À quoi sert une assurance accident complémentaire (AAC) ?
Elle comble les limites de la LAA de base : la chambre privée ou semi-privée à l'hôpital (la LAA ne paie que la division commune), le salaire au-delà de 148'200 CHF, les 20% de salaire non couverts, les deux premiers jours d'incapacité, et un capital en cas d'invalidité grave (aménagement du logement, du véhicule). Elle est particulièrement pertinente pour les hauts salaires et les indépendants.
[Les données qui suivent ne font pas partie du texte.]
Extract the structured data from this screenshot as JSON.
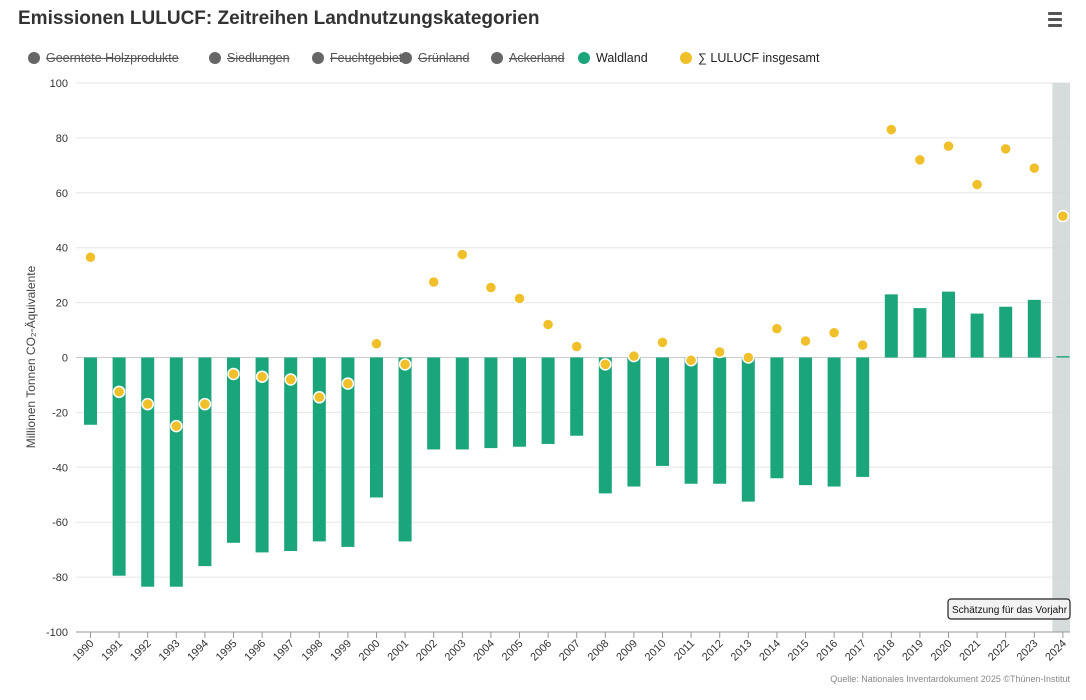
{
  "title": "Emissionen LULUCF: Zeitreihen Landnutzungskategorien",
  "menu_icon": "hamburger-menu-icon",
  "legend": [
    {
      "label": "Geerntete Holzprodukte",
      "active": false,
      "color": "#666666"
    },
    {
      "label": "Siedlungen",
      "active": false,
      "color": "#666666"
    },
    {
      "label": "Feuchtgebiet",
      "active": false,
      "color": "#666666"
    },
    {
      "label": "Grünland",
      "active": false,
      "color": "#666666"
    },
    {
      "label": "Ackerland",
      "active": false,
      "color": "#666666"
    },
    {
      "label": "Waldland",
      "active": true,
      "color": "#1aa57a"
    },
    {
      "label": "∑ LULUCF insgesamt",
      "active": true,
      "color": "#f0c02a"
    }
  ],
  "tooltip": "Schätzung für das Vorjahr",
  "source": "Quelle: Nationales Inventardokument 2025 ©Thünen-Institut",
  "chart_data": {
    "type": "bar",
    "title": "Emissionen LULUCF: Zeitreihen Landnutzungskategorien",
    "ylabel": "Millionen Tonnen CO₂-Äquivalente",
    "xlabel": "",
    "ylim": [
      -100,
      100
    ],
    "yticks": [
      100,
      80,
      60,
      40,
      20,
      0,
      -20,
      -40,
      -60,
      -80,
      -100
    ],
    "grid": true,
    "legend_position": "top-left",
    "categories": [
      "1990",
      "1991",
      "1992",
      "1993",
      "1994",
      "1995",
      "1996",
      "1997",
      "1998",
      "1999",
      "2000",
      "2001",
      "2002",
      "2003",
      "2004",
      "2005",
      "2006",
      "2007",
      "2008",
      "2009",
      "2010",
      "2011",
      "2012",
      "2013",
      "2014",
      "2015",
      "2016",
      "2017",
      "2018",
      "2019",
      "2020",
      "2021",
      "2022",
      "2023",
      "2024"
    ],
    "series": [
      {
        "name": "Waldland",
        "kind": "bar",
        "color": "#1aa57a",
        "values": [
          -24.5,
          -79.5,
          -83.5,
          -83.5,
          -76,
          -67.5,
          -71,
          -70.5,
          -67,
          -69,
          -51,
          -67,
          -33.5,
          -33.5,
          -33,
          -32.5,
          -31.5,
          -28.5,
          -49.5,
          -47,
          -39.5,
          -46,
          -46,
          -52.5,
          -44,
          -46.5,
          -47,
          -43.5,
          23,
          18,
          24,
          16,
          18.5,
          21,
          0.5
        ]
      },
      {
        "name": "∑ LULUCF insgesamt",
        "kind": "scatter",
        "color": "#f0c02a",
        "values": [
          36.5,
          -12.5,
          -17,
          -25,
          -17,
          -6,
          -7,
          -8,
          -14.5,
          -9.5,
          5,
          -2.5,
          27.5,
          37.5,
          25.5,
          21.5,
          12,
          4,
          -2.5,
          0.5,
          5.5,
          -1,
          2,
          0,
          10.5,
          6,
          9,
          4.5,
          83,
          72,
          77,
          63,
          76,
          69,
          51.5
        ]
      }
    ],
    "highlight_category": "2024"
  }
}
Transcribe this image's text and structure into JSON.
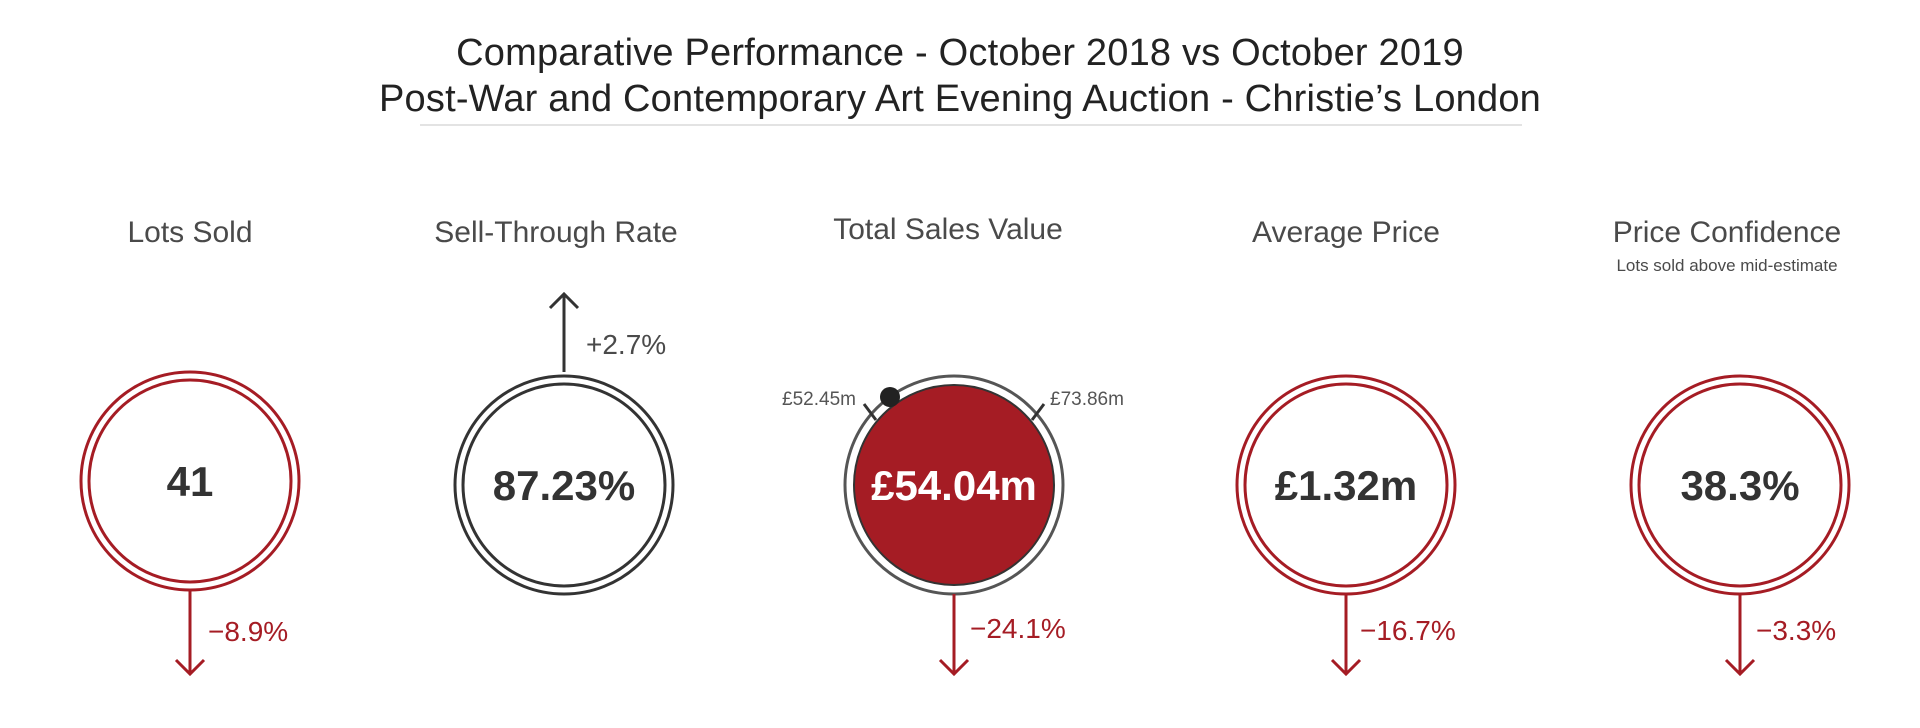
{
  "header": {
    "title_line1": "Comparative Performance - October 2018 vs October 2019",
    "title_line2": "Post-War and Contemporary Art Evening Auction - Christie’s London"
  },
  "colors": {
    "red": "#a51c24",
    "dark": "#333333",
    "text": "#4a4a4a"
  },
  "metrics": [
    {
      "title": "Lots Sold",
      "subtitle": "",
      "value": "41",
      "change": "−8.9%",
      "direction": "down",
      "style": "red-outline"
    },
    {
      "title": "Sell-Through Rate",
      "subtitle": "",
      "value": "87.23%",
      "change": "+2.7%",
      "direction": "up",
      "style": "dark-outline"
    },
    {
      "title": "Total Sales Value",
      "subtitle": "",
      "value": "£54.04m",
      "change": "−24.1%",
      "direction": "down",
      "style": "red-filled",
      "low_estimate": "£52.45m",
      "high_estimate": "£73.86m"
    },
    {
      "title": "Average Price",
      "subtitle": "",
      "value": "£1.32m",
      "change": "−16.7%",
      "direction": "down",
      "style": "red-outline"
    },
    {
      "title": "Price Confidence",
      "subtitle": "Lots sold above mid-estimate",
      "value": "38.3%",
      "change": "−3.3%",
      "direction": "down",
      "style": "red-outline"
    }
  ]
}
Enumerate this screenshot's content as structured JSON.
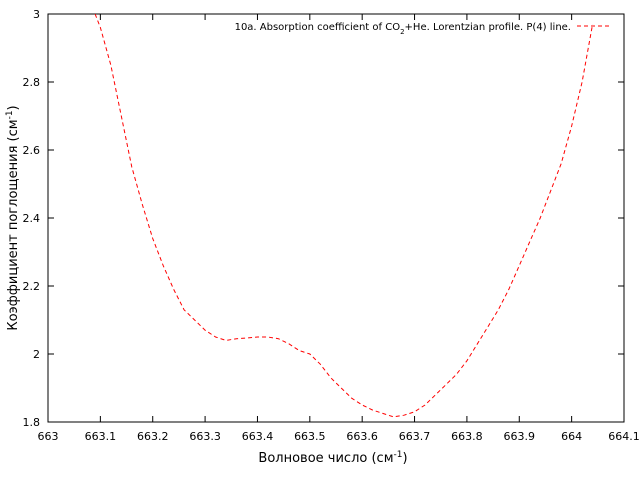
{
  "chart_data": {
    "type": "line",
    "xlabel": "Волновое число (см",
    "xlabel_sup": "-1",
    "xlabel_end": ")",
    "ylabel": "Коэффициент поглощения (см",
    "ylabel_sup": "-1",
    "ylabel_end": ")",
    "xlim": [
      663,
      664.1
    ],
    "ylim": [
      1.8,
      3.0
    ],
    "xticks": [
      "663",
      "663.1",
      "663.2",
      "663.3",
      "663.4",
      "663.5",
      "663.6",
      "663.7",
      "663.8",
      "663.9",
      "664",
      "664.1"
    ],
    "yticks": [
      "1.8",
      "2",
      "2.2",
      "2.4",
      "2.6",
      "2.8",
      "3"
    ],
    "grid": false,
    "legend_position": "top-right",
    "series": [
      {
        "name_parts": [
          "10a. Absorption coefficient of CO",
          "2",
          "+He. Lorentzian profile. P(4) line."
        ],
        "color": "#ff0000",
        "dash": "dashed",
        "x": [
          663.09,
          663.1,
          663.12,
          663.14,
          663.16,
          663.18,
          663.2,
          663.22,
          663.24,
          663.26,
          663.28,
          663.3,
          663.32,
          663.34,
          663.36,
          663.38,
          663.4,
          663.42,
          663.44,
          663.46,
          663.48,
          663.5,
          663.52,
          663.54,
          663.56,
          663.58,
          663.6,
          663.62,
          663.64,
          663.66,
          663.68,
          663.7,
          663.72,
          663.74,
          663.76,
          663.78,
          663.8,
          663.82,
          663.84,
          663.86,
          663.88,
          663.9,
          663.92,
          663.94,
          663.96,
          663.98,
          664.0,
          664.02,
          664.04
        ],
        "y": [
          3.0,
          2.96,
          2.85,
          2.7,
          2.55,
          2.44,
          2.34,
          2.26,
          2.19,
          2.13,
          2.1,
          2.07,
          2.05,
          2.04,
          2.045,
          2.047,
          2.05,
          2.05,
          2.045,
          2.03,
          2.01,
          2.0,
          1.97,
          1.93,
          1.9,
          1.87,
          1.85,
          1.835,
          1.825,
          1.815,
          1.82,
          1.83,
          1.85,
          1.88,
          1.91,
          1.94,
          1.98,
          2.03,
          2.08,
          2.13,
          2.19,
          2.26,
          2.33,
          2.4,
          2.48,
          2.56,
          2.67,
          2.8,
          2.97
        ]
      }
    ]
  }
}
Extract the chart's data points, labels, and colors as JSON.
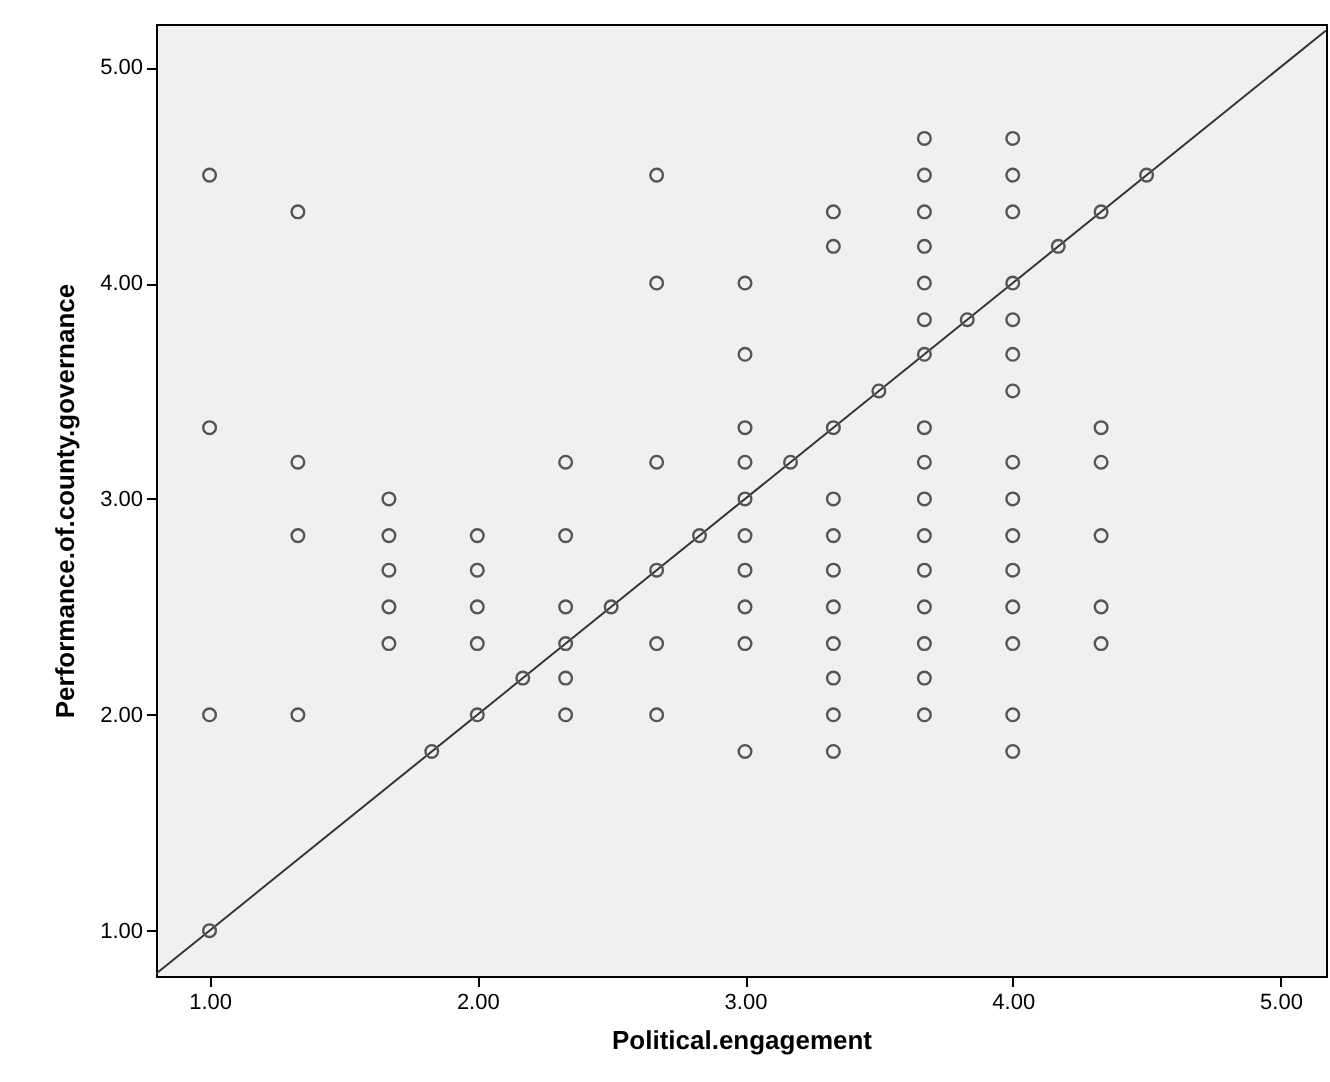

Qui n'est PAS couvert automatiquement contre les accidents ?
Les indépendants (la LAA est facultative pour eux), les personnes au foyer, les étudiants, les retraités, et les salariés de moins de 8h/semaine pour leurs accidents privés. Pour toutes ces personnes, la couverture accident passe par la LAMal — qui rembourse les soins avec franchise, mais ne remplace aucun revenu. 💡 Si vous êtes indépendant, voyez notre guide dédié : LAA facultative pour indépendant — la rente d'invalidité s'y déclenche dès 10%, contre 40% pour l'AI.
Une maladie professionnelle est-elle couverte par la LAA ?
Oui. La LAA couvre les maladies professionnelles au même titre que les accidents : ce sont les affections causées de manière prépondérante par des substances nocives ou certains travaux dans l'exercice de l'activité professionnelle (troubles musculo-squelettiques liés à des gestes répétitifs, affections respiratoires dues à l'exposition à des poussières, surdité professionnelle…). La reconnaissance suppose d'établir le lien de causalité avec l'activité — un point souvent litigieux, qui mérite un accompagnement.